The issue here is not that MIDA was set up by 'military decree', as the article states, All new laws since 2006 have been introduced by the military-backed government.
The issues are whether the speech could have inflamed racial intolerance, and whether MIDA acted properly or over-reacted to the speech. The article does not raise these issues, and wrongly stated the speech aired on FijiTV News, was made at a 'public political meeting' when it was made at a provincial council meeting, and overall the speech was not critical of Bainimarama as the article claims. In fact, the speaker is a supporter of the Bainimarama government.
Another reported accusation, by Dorsami Naidu of the Fiji Law Society, that the Elections Decree allows 'snooping' on internet conversations in the 48 hours before the election is correct, although the word 'snooping' infers misuse. The Decree forbids any election canvassing (including the use of the internet for this purpose) during this period, and in this respect it is not too different from New Zealand.
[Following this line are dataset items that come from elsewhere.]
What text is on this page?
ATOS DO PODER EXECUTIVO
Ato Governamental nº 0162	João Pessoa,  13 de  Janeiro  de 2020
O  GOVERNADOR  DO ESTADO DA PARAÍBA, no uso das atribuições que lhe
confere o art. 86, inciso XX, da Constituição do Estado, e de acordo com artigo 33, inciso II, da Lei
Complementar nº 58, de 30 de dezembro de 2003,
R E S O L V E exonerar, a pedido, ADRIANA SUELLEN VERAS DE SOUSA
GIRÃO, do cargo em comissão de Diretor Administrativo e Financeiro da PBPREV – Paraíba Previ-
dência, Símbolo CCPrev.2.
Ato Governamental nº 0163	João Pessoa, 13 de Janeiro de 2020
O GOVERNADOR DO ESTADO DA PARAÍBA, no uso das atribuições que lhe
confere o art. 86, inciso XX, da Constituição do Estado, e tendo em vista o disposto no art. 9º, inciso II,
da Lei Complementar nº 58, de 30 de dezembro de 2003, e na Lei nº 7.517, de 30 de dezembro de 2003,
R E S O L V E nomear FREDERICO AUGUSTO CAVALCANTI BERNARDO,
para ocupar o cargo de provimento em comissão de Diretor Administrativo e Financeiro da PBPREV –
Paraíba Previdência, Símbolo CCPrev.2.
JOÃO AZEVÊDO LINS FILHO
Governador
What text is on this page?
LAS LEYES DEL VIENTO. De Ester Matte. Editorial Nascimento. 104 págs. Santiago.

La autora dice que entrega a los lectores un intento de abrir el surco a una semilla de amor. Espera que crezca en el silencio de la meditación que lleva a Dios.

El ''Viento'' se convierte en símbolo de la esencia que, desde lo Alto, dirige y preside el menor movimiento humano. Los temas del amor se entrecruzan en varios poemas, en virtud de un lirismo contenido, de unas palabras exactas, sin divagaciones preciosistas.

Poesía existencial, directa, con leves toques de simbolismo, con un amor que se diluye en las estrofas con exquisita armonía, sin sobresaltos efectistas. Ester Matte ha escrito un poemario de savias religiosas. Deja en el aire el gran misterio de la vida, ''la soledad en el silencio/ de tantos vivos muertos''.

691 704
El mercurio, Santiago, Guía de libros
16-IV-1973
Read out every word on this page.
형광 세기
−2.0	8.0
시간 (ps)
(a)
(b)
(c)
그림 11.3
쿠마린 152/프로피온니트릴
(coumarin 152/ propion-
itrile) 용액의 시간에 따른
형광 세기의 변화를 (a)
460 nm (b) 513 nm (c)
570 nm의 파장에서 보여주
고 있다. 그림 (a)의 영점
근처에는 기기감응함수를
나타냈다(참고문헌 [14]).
A further accusation, by the Fiji Trade Union Congress, is that the Decree prevents independent candidates from registering because they are required to obtain a thousand registered voter signatures in order to register. This is correct but misleading.
In September, Fijian voters will vote in one large national constituency with over 300 candidates contesting 50 parliamentary seats. If an independent candidate cannot obtain one thousand signatures, he or she has no chance of crossing the five percent threshold and obtaining the 28,000 votes needed to be elected. The issue is a non-issue and the FTUC, that has political connections and aspirations, knows this.
This is election year in Fiji and, as in any election year, voters —and journalists— need to be especially careful in dissecting and reporting what is said. Journalists should note that while several opposition voices speak out against the Bainimarama government, government usually only replies with one voice. To report each one, rather than each "side", must create an imbalance.
The PMW article gives the impression of an oppressed Fiji nation ruled by the military. This is far from the truth despite what the media has told the New Zealand public for the past six years. Things are not perfect in Fiji and they never were. Media freedom is relative and some aspects of some decrees may rightly be seen as oppressive. But a string of independent and relatively robust polls taken over the past six weeks show between 75 and 80 percent support for Bainimarama as preferred prime minister this coming September, and between 40-49 percent supporting his Fiji First party.
It would seem those opposing the Bainimarama government may not be as representative as the PMW article supposed.